Of course, those of us old enough to remember the old school Speed Racer (where the lips were the most animated action on screen at any given moment), you might want to brace yourself for the updated version designed for today's more media-savy youths.

3. Big changes afoot in the dead tree edition

On Sunday, the Rapid City Journal's dead tree edition launched a revamped weather page with an updated look, better visual representation and a new feature - Junior Journal Weather Forecaster.

The junior forecaster portion of the page will feature a weather drawing from area youngsters daily.

But the new weather page is only part of the big changes coming to the Journal's print edition. Starting tomorrow, the Journal will launch a modified design that will bring changes to most parts of the newspaper, including a new front page and section covers, as well as changes to the interior of the paper as well.

And there's more to come. If you want to keep abreast of changes, check back with Typos and Tribulations throughout the next week or so.

2. Homestake's big week

As a Lead High School graduate and former editor at the old Lead Daily Call, let me join the chorus of voices from the Northern Hills community to sing the praises of a week of great news coming out of the mine-turned-lab.

After a full week of discussions, lectures, tours, workshops and more at the deep, dark hole in the ground that will look to catch lightning in a bottle over and over again in the form of neutrinos, the future hasn't look this bright for more than a century.
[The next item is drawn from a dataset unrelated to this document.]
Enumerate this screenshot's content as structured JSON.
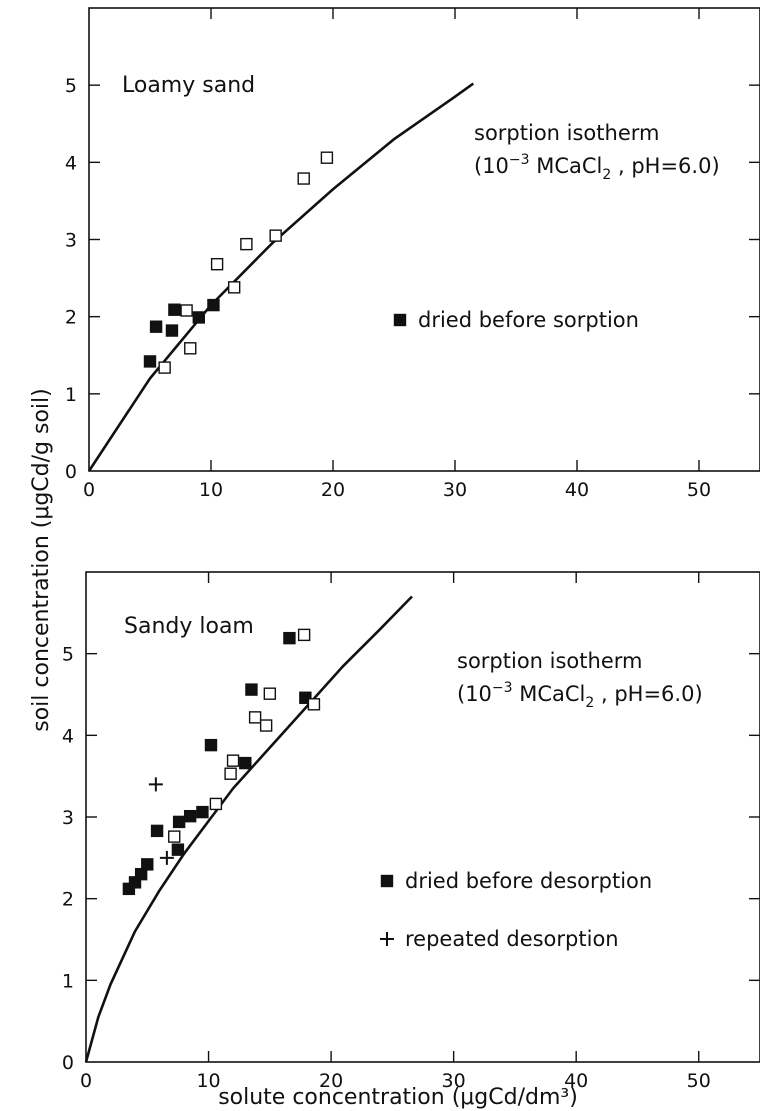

Keep an eye on the lab's Web site for continuing developments.

1. The science of Powerball

Nobody won the Powerball this past weekend, which means the big prize will rise to more than $160 million.

Personally, I generally start watching the Powerball jackpot after it rises above $150 million. Don't ask me why. There's just something more real about it when you could start paying the contract of a professional athlete that makes the lottery so much more attractive then when it's at such paltry levels of, say, $10 million or so.

That being said, remember that you are way more likely to die of legal execution than you are to win the lottery. That's saying something in South Dakota, where only one person has been put to death in the death chamber in the past six decades.